Several factors explain the gap. The most obvious one is wage inequality for men and women in the same position at the same company. In France, the gap is 5 to 7 percent. In addition, women tend to have less access to positions of responsibility, which are better paid. But women also tend to work fewer hours, on average: according to Les Glorieuses, “Wage inequalities between women and men for the same amount of work are low at the beginning of working life, but they tend to increase throughout the professional career, especially after the arrival of the first child. Mothers bear a greater domestic burden than fathers, and so extended periods not working and reduced hours create an initial and ongoing gap in professional development.”
The types of jobs women and men hold is another factor. As the Yellow Vests movement highlighted, and then the pandemic health crisis, women are the majority of workers in a number of sectors that are both absolutely essential and absolutely despised — a contempt that is expressed in the form of very low wages. So many women work in the caring professions, including healthcare, childcare, and as nursing assistants, in other allied health jobs, as personal assistants, nannies, cleaners, and so on. Even though they often involve a considerable level of training, responsibility, and psychosocial risk, these positions are precarious and underpaid.
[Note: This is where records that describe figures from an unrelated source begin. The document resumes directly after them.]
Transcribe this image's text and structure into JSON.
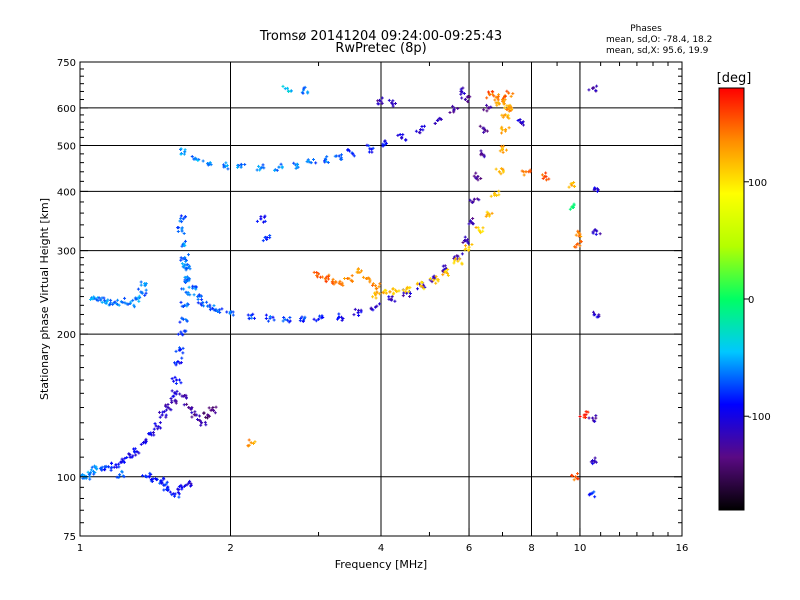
{
  "chart_data": {
    "type": "scatter",
    "title": "Tromsø 20141204 09:24:00-09:25:43",
    "subtitle": "RwPretec (8p)",
    "info": {
      "heading": "Phases",
      "line1": "mean, sd,O: -78.4, 18.2",
      "line2": "mean, sd,X:  95.6, 19.9"
    },
    "xlabel": "Frequency [MHz]",
    "ylabel": "Stationary phase Virtual Height [km]",
    "x_scale": "log",
    "y_scale": "log",
    "xlim": [
      1,
      16
    ],
    "ylim": [
      75,
      750
    ],
    "grid": true,
    "x_gridlines": [
      2,
      4,
      6,
      8,
      10
    ],
    "y_gridlines": [
      100,
      200,
      300,
      400,
      500,
      600
    ],
    "x_ticks": [
      {
        "value": 1,
        "label": "1"
      },
      {
        "value": 2,
        "label": "2"
      },
      {
        "value": 4,
        "label": "4"
      },
      {
        "value": 6,
        "label": "6"
      },
      {
        "value": 8,
        "label": "8"
      },
      {
        "value": 10,
        "label": "10"
      },
      {
        "value": 16,
        "label": "16"
      }
    ],
    "y_ticks": [
      {
        "value": 75,
        "label": "75"
      },
      {
        "value": 100,
        "label": "100"
      },
      {
        "value": 200,
        "label": "200"
      },
      {
        "value": 300,
        "label": "300"
      },
      {
        "value": 400,
        "label": "400"
      },
      {
        "value": 500,
        "label": "500"
      },
      {
        "value": 600,
        "label": "600"
      },
      {
        "value": 750,
        "label": "750"
      }
    ],
    "colorbar": {
      "label": "[deg]",
      "range": [
        -180,
        180
      ],
      "ticks": [
        {
          "value": 100,
          "label": "100"
        },
        {
          "value": 0,
          "label": "0"
        },
        {
          "value": -100,
          "label": "-100"
        }
      ],
      "colors": [
        "#000000",
        "#5a0a84",
        "#0000ff",
        "#00c8ff",
        "#00ff64",
        "#b4ff00",
        "#ffff00",
        "#ff8c00",
        "#ff0000"
      ]
    },
    "series": [
      {
        "points": [
          [
            1.0,
            100,
            -60
          ],
          [
            1.03,
            100,
            -55
          ],
          [
            1.05,
            102,
            -60
          ],
          [
            1.08,
            104,
            -62
          ],
          [
            1.1,
            104,
            -70
          ],
          [
            1.14,
            105,
            -80
          ],
          [
            1.18,
            106,
            -90
          ],
          [
            1.22,
            108,
            -95
          ],
          [
            1.26,
            110,
            -100
          ],
          [
            1.3,
            113,
            -100
          ],
          [
            1.34,
            118,
            -95
          ],
          [
            1.38,
            123,
            -100
          ],
          [
            1.42,
            128,
            -105
          ],
          [
            1.46,
            135,
            -110
          ],
          [
            1.5,
            140,
            -115
          ],
          [
            1.55,
            145,
            -120
          ],
          [
            1.6,
            148,
            -120
          ],
          [
            1.65,
            140,
            -130
          ],
          [
            1.7,
            135,
            -125
          ],
          [
            1.75,
            130,
            -120
          ],
          [
            1.8,
            135,
            -135
          ],
          [
            1.85,
            138,
            -130
          ]
        ]
      },
      {
        "points": [
          [
            1.47,
            96,
            -80
          ],
          [
            1.5,
            94,
            -90
          ],
          [
            1.55,
            92,
            -85
          ],
          [
            1.6,
            95,
            -95
          ],
          [
            1.65,
            97,
            -100
          ],
          [
            1.36,
            100,
            -80
          ],
          [
            1.4,
            99,
            -85
          ],
          [
            1.45,
            98,
            -90
          ],
          [
            1.2,
            101,
            -70
          ]
        ]
      },
      {
        "points": [
          [
            1.55,
            150,
            -100
          ],
          [
            1.56,
            160,
            -95
          ],
          [
            1.57,
            175,
            -90
          ],
          [
            1.58,
            185,
            -85
          ],
          [
            1.6,
            200,
            -80
          ],
          [
            1.61,
            215,
            -75
          ],
          [
            1.62,
            230,
            -70
          ],
          [
            1.63,
            245,
            -70
          ],
          [
            1.64,
            260,
            -65
          ],
          [
            1.63,
            275,
            -65
          ],
          [
            1.62,
            290,
            -60
          ],
          [
            1.61,
            310,
            -60
          ],
          [
            1.6,
            330,
            -65
          ],
          [
            1.61,
            350,
            -70
          ]
        ]
      },
      {
        "points": [
          [
            1.07,
            238,
            -60
          ],
          [
            1.1,
            236,
            -65
          ],
          [
            1.13,
            234,
            -60
          ],
          [
            1.17,
            233,
            -62
          ],
          [
            1.21,
            234,
            -60
          ],
          [
            1.26,
            232,
            -65
          ],
          [
            1.3,
            238,
            -60
          ],
          [
            1.33,
            245,
            -65
          ],
          [
            1.35,
            255,
            -62
          ]
        ]
      },
      {
        "points": [
          [
            1.62,
            280,
            -60
          ],
          [
            1.65,
            262,
            -62
          ],
          [
            1.68,
            250,
            -64
          ],
          [
            1.72,
            240,
            -66
          ],
          [
            1.76,
            233,
            -68
          ],
          [
            1.82,
            228,
            -70
          ],
          [
            1.9,
            225,
            -72
          ],
          [
            2.0,
            222,
            -72
          ],
          [
            2.2,
            219,
            -74
          ],
          [
            2.4,
            216,
            -76
          ],
          [
            2.6,
            214,
            -78
          ],
          [
            2.8,
            214,
            -82
          ],
          [
            3.0,
            215,
            -88
          ],
          [
            3.3,
            217,
            -92
          ],
          [
            3.6,
            222,
            -100
          ],
          [
            3.9,
            228,
            -105
          ],
          [
            4.2,
            236,
            -110
          ],
          [
            4.5,
            244,
            -112
          ],
          [
            4.8,
            253,
            -115
          ],
          [
            5.1,
            262,
            -115
          ],
          [
            5.4,
            275,
            -118
          ],
          [
            5.7,
            292,
            -120
          ],
          [
            5.9,
            315,
            -120
          ],
          [
            6.05,
            345,
            -122
          ],
          [
            6.15,
            385,
            -125
          ],
          [
            6.25,
            430,
            -128
          ],
          [
            6.35,
            480,
            -128
          ],
          [
            6.45,
            540,
            -130
          ],
          [
            6.55,
            600,
            -130
          ]
        ]
      },
      {
        "points": [
          [
            3.9,
            242,
            120
          ],
          [
            4.1,
            244,
            115
          ],
          [
            4.3,
            246,
            110
          ],
          [
            4.5,
            249,
            115
          ],
          [
            4.8,
            253,
            110
          ],
          [
            5.1,
            260,
            112
          ],
          [
            5.4,
            270,
            115
          ],
          [
            5.7,
            285,
            112
          ],
          [
            6.0,
            305,
            110
          ],
          [
            6.3,
            330,
            112
          ],
          [
            6.55,
            360,
            115
          ],
          [
            6.75,
            395,
            118
          ],
          [
            6.9,
            440,
            120
          ],
          [
            7.0,
            490,
            122
          ],
          [
            7.1,
            540,
            125
          ],
          [
            7.2,
            600,
            128
          ]
        ]
      },
      {
        "points": [
          [
            3.0,
            268,
            150
          ],
          [
            3.1,
            262,
            148
          ],
          [
            3.2,
            258,
            145
          ],
          [
            3.3,
            256,
            140
          ],
          [
            3.45,
            262,
            130
          ],
          [
            3.6,
            270,
            132
          ],
          [
            3.75,
            262,
            140
          ],
          [
            3.9,
            253,
            135
          ]
        ]
      },
      {
        "points": [
          [
            1.62,
            485,
            -60
          ],
          [
            1.7,
            470,
            -58
          ],
          [
            1.8,
            458,
            -60
          ],
          [
            1.95,
            452,
            -58
          ],
          [
            2.1,
            450,
            -60
          ],
          [
            2.3,
            448,
            -62
          ],
          [
            2.5,
            450,
            -60
          ],
          [
            2.7,
            455,
            -62
          ],
          [
            2.9,
            460,
            -65
          ],
          [
            3.1,
            467,
            -70
          ],
          [
            3.3,
            475,
            -75
          ],
          [
            3.5,
            482,
            -80
          ],
          [
            3.8,
            492,
            -85
          ],
          [
            4.1,
            505,
            -95
          ],
          [
            4.4,
            520,
            -105
          ],
          [
            4.8,
            540,
            -110
          ],
          [
            5.2,
            565,
            -115
          ],
          [
            5.6,
            595,
            -120
          ],
          [
            5.9,
            625,
            -122
          ]
        ]
      },
      {
        "points": [
          [
            6.6,
            640,
            150
          ],
          [
            6.8,
            632,
            130
          ],
          [
            7.0,
            620,
            140
          ],
          [
            7.2,
            645,
            145
          ],
          [
            7.3,
            600,
            130
          ],
          [
            7.1,
            580,
            120
          ],
          [
            6.9,
            612,
            125
          ]
        ]
      },
      {
        "points": [
          [
            7.6,
            560,
            -110
          ],
          [
            7.8,
            440,
            140
          ],
          [
            8.5,
            430,
            150
          ],
          [
            9.6,
            415,
            120
          ],
          [
            9.9,
            310,
            150
          ],
          [
            10.0,
            325,
            140
          ],
          [
            10.6,
            660,
            -120
          ],
          [
            10.7,
            405,
            -100
          ],
          [
            10.8,
            330,
            -110
          ],
          [
            10.7,
            220,
            -110
          ],
          [
            10.6,
            133,
            -120
          ],
          [
            10.7,
            108,
            -110
          ],
          [
            10.5,
            92,
            -80
          ],
          [
            10.2,
            135,
            170
          ],
          [
            9.8,
            100,
            150
          ],
          [
            9.7,
            370,
            0
          ],
          [
            2.2,
            118,
            130
          ],
          [
            2.6,
            660,
            -40
          ],
          [
            2.8,
            655,
            -60
          ],
          [
            2.3,
            350,
            -90
          ],
          [
            2.35,
            320,
            -80
          ],
          [
            4.0,
            620,
            -120
          ],
          [
            4.2,
            615,
            -115
          ],
          [
            5.8,
            650,
            -110
          ]
        ]
      }
    ]
  }
}
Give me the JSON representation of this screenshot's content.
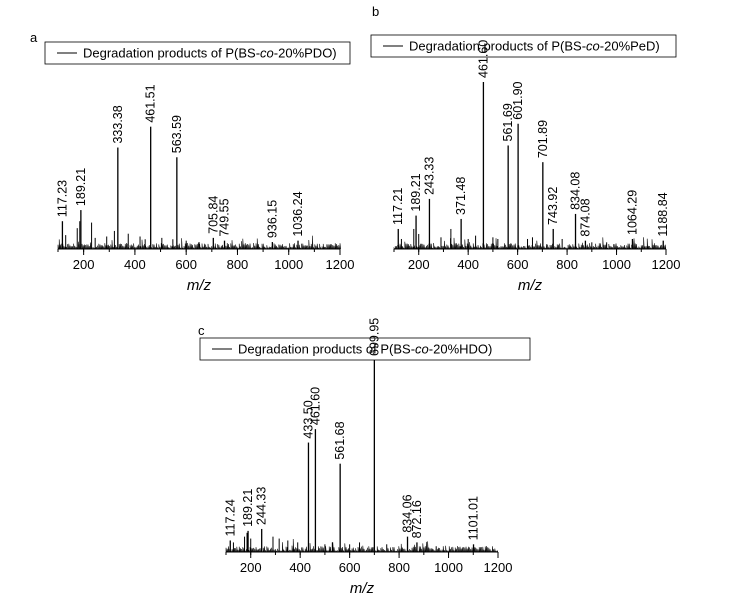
{
  "chart_data": [
    {
      "type": "line",
      "panel": "a",
      "legend": {
        "prefix": "Degradation products of P(BS-",
        "italic": "co",
        "suffix": "-20%PDO)"
      },
      "xlabel": "m/z",
      "xlim": [
        100,
        1200
      ],
      "x_ticks": [
        "200",
        "400",
        "600",
        "800",
        "1000",
        "1200"
      ],
      "x_tick_values": [
        200,
        400,
        600,
        800,
        1000,
        1200
      ],
      "peaks": [
        {
          "x": 117.23,
          "label": "117.23",
          "intensity": 0.2
        },
        {
          "x": 189.21,
          "label": "189.21",
          "intensity": 0.28
        },
        {
          "x": 333.38,
          "label": "333.38",
          "intensity": 0.73
        },
        {
          "x": 461.51,
          "label": "461.51",
          "intensity": 0.88
        },
        {
          "x": 563.59,
          "label": "563.59",
          "intensity": 0.66
        },
        {
          "x": 705.84,
          "label": "705.84",
          "intensity": 0.08
        },
        {
          "x": 749.55,
          "label": "749.55",
          "intensity": 0.06
        },
        {
          "x": 936.15,
          "label": "936.15",
          "intensity": 0.05
        },
        {
          "x": 1036.24,
          "label": "1036.24",
          "intensity": 0.06
        }
      ],
      "minor_peaks": [
        [
          130,
          0.1
        ],
        [
          175,
          0.15
        ],
        [
          185,
          0.2
        ],
        [
          231,
          0.19
        ],
        [
          245,
          0.08
        ],
        [
          290,
          0.09
        ],
        [
          320,
          0.13
        ],
        [
          374,
          0.11
        ],
        [
          420,
          0.09
        ],
        [
          440,
          0.07
        ],
        [
          505,
          0.08
        ],
        [
          548,
          0.07
        ],
        [
          600,
          0.06
        ],
        [
          650,
          0.05
        ]
      ]
    },
    {
      "type": "line",
      "panel": "b",
      "legend": {
        "prefix": "Degradation products of P(BS-",
        "italic": "co",
        "suffix": "-20%PeD)"
      },
      "xlabel": "m/z",
      "xlim": [
        100,
        1200
      ],
      "x_ticks": [
        "200",
        "400",
        "600",
        "800",
        "1000",
        "1200"
      ],
      "x_tick_values": [
        200,
        400,
        600,
        800,
        1000,
        1200
      ],
      "peaks": [
        {
          "x": 117.21,
          "label": "117.21",
          "intensity": 0.12
        },
        {
          "x": 189.21,
          "label": "189.21",
          "intensity": 0.2
        },
        {
          "x": 243.33,
          "label": "243.33",
          "intensity": 0.3
        },
        {
          "x": 371.48,
          "label": "371.48",
          "intensity": 0.18
        },
        {
          "x": 461.6,
          "label": "461.60",
          "intensity": 1.0
        },
        {
          "x": 561.69,
          "label": "561.69",
          "intensity": 0.62
        },
        {
          "x": 601.9,
          "label": "601.90",
          "intensity": 0.75
        },
        {
          "x": 701.89,
          "label": "701.89",
          "intensity": 0.52
        },
        {
          "x": 743.92,
          "label": "743.92",
          "intensity": 0.12
        },
        {
          "x": 834.08,
          "label": "834.08",
          "intensity": 0.21
        },
        {
          "x": 874.08,
          "label": "874.08",
          "intensity": 0.05
        },
        {
          "x": 1064.29,
          "label": "1064.29",
          "intensity": 0.06
        },
        {
          "x": 1188.84,
          "label": "1188.84",
          "intensity": 0.05
        }
      ],
      "minor_peaks": [
        [
          130,
          0.06
        ],
        [
          180,
          0.12
        ],
        [
          200,
          0.09
        ],
        [
          290,
          0.07
        ],
        [
          330,
          0.12
        ],
        [
          400,
          0.06
        ],
        [
          430,
          0.08
        ],
        [
          500,
          0.07
        ],
        [
          520,
          0.06
        ],
        [
          640,
          0.06
        ],
        [
          660,
          0.07
        ],
        [
          780,
          0.06
        ],
        [
          900,
          0.04
        ],
        [
          960,
          0.04
        ]
      ]
    },
    {
      "type": "line",
      "panel": "c",
      "legend": {
        "prefix": "Degradation products of P(BS-",
        "italic": "co",
        "suffix": "-20%HDO)"
      },
      "xlabel": "m/z",
      "xlim": [
        100,
        1200
      ],
      "x_ticks": [
        "200",
        "400",
        "600",
        "800",
        "1000",
        "1200"
      ],
      "x_tick_values": [
        200,
        400,
        600,
        800,
        1000,
        1200
      ],
      "peaks": [
        {
          "x": 117.24,
          "label": "117.24",
          "intensity": 0.06
        },
        {
          "x": 189.21,
          "label": "189.21",
          "intensity": 0.11
        },
        {
          "x": 244.33,
          "label": "244.33",
          "intensity": 0.12
        },
        {
          "x": 433.5,
          "label": "433.50",
          "intensity": 0.57
        },
        {
          "x": 461.6,
          "label": "461.60",
          "intensity": 0.64
        },
        {
          "x": 561.68,
          "label": "561.68",
          "intensity": 0.46
        },
        {
          "x": 699.95,
          "label": "699.95",
          "intensity": 1.0
        },
        {
          "x": 834.06,
          "label": "834.06",
          "intensity": 0.08
        },
        {
          "x": 872.16,
          "label": "872.16",
          "intensity": 0.05
        },
        {
          "x": 1101.01,
          "label": "1101.01",
          "intensity": 0.04
        }
      ],
      "minor_peaks": [
        [
          130,
          0.05
        ],
        [
          175,
          0.08
        ],
        [
          185,
          0.1
        ],
        [
          200,
          0.07
        ],
        [
          290,
          0.08
        ],
        [
          315,
          0.07
        ],
        [
          350,
          0.06
        ],
        [
          390,
          0.05
        ],
        [
          500,
          0.04
        ],
        [
          530,
          0.05
        ],
        [
          600,
          0.04
        ],
        [
          640,
          0.05
        ],
        [
          750,
          0.04
        ],
        [
          950,
          0.03
        ]
      ]
    }
  ]
}
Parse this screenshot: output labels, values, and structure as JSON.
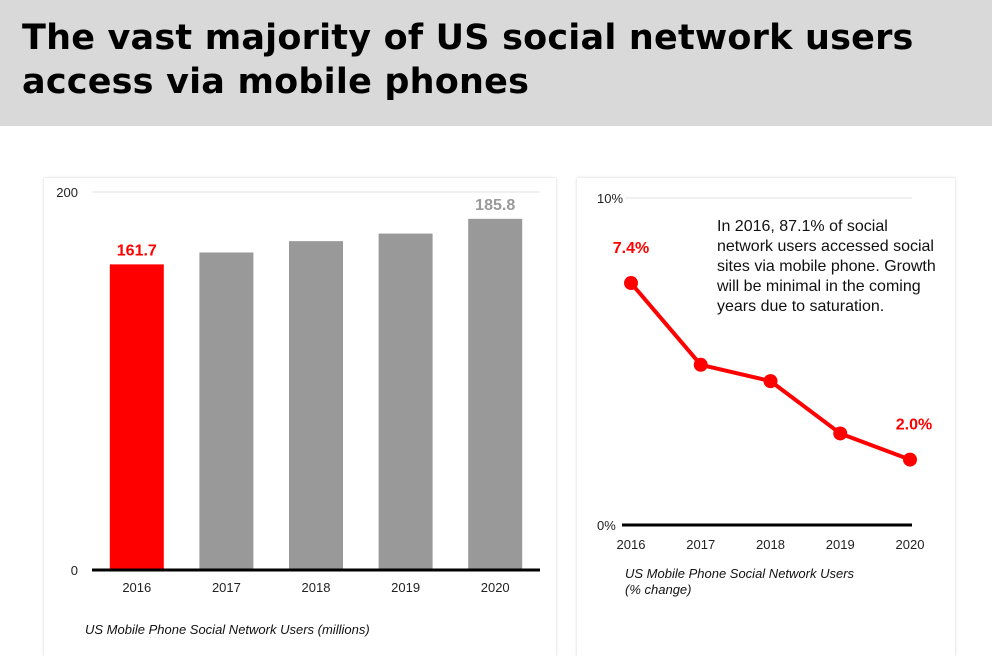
{
  "title": "The vast majority of US social network users access via mobile phones",
  "colors": {
    "highlight": "#ff0000",
    "bar": "#999999",
    "axis": "#000000",
    "grid": "#e0e0e0",
    "header_bg": "#d9d9d9"
  },
  "chart_data": [
    {
      "type": "bar",
      "caption": "US Mobile Phone Social Network Users (millions)",
      "categories": [
        "2016",
        "2017",
        "2018",
        "2019",
        "2020"
      ],
      "values": [
        161.7,
        168,
        174,
        178,
        185.8
      ],
      "data_labels": [
        "161.7",
        "",
        "",
        "",
        "185.8"
      ],
      "highlight_index": 0,
      "y_ticks": [
        "0",
        "200"
      ],
      "ylim": [
        0,
        200
      ],
      "grid": true
    },
    {
      "type": "line",
      "caption": "US Mobile Phone Social Network Users\n(% change)",
      "categories": [
        "2016",
        "2017",
        "2018",
        "2019",
        "2020"
      ],
      "values": [
        7.4,
        4.9,
        4.4,
        2.8,
        2.0
      ],
      "data_labels": [
        "7.4%",
        "",
        "",
        "",
        "2.0%"
      ],
      "y_ticks": [
        "0%",
        "10%"
      ],
      "ylim": [
        0,
        10
      ],
      "annotation": "In 2016, 87.1% of social network users accessed social sites via mobile phone. Growth will be minimal in the coming years due to saturation."
    }
  ]
}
The situation is a testament to how capitalism and patriarchy are interwoven. The patriarchal system presents the functions of care and upkeep as “natural” for women — thus making the work of these employees invisible. On top of that, the economic system based on the race for greater profit reinforces every mechanism aimed at paying employees as little as possible. The interaction of these two has created long-term, structural wage inequality between women and men.
In addition, racial inequalities as well as the discrimination of LGBTI people are two structural oppression mechanisms that aggravate the phenomenon of wage inequalities for the people concerned.
So how do we get out of this situation? In the long run, only a broad social movement will be able to put an end to it once and for all, by attacking the roots of capitalism and patriarchy in order to overthrow these two systems and replace them with a society without exploitation and oppression. And as of today, we must demand equal pay for men and women, in the public and private sectors; but also the revaluation of all salaries, with a 300€ increase in salary for all, as well as a minimum wage of 1800€ per month. These measures must be financed with the money of the big capitalists, whose profits continue to increase.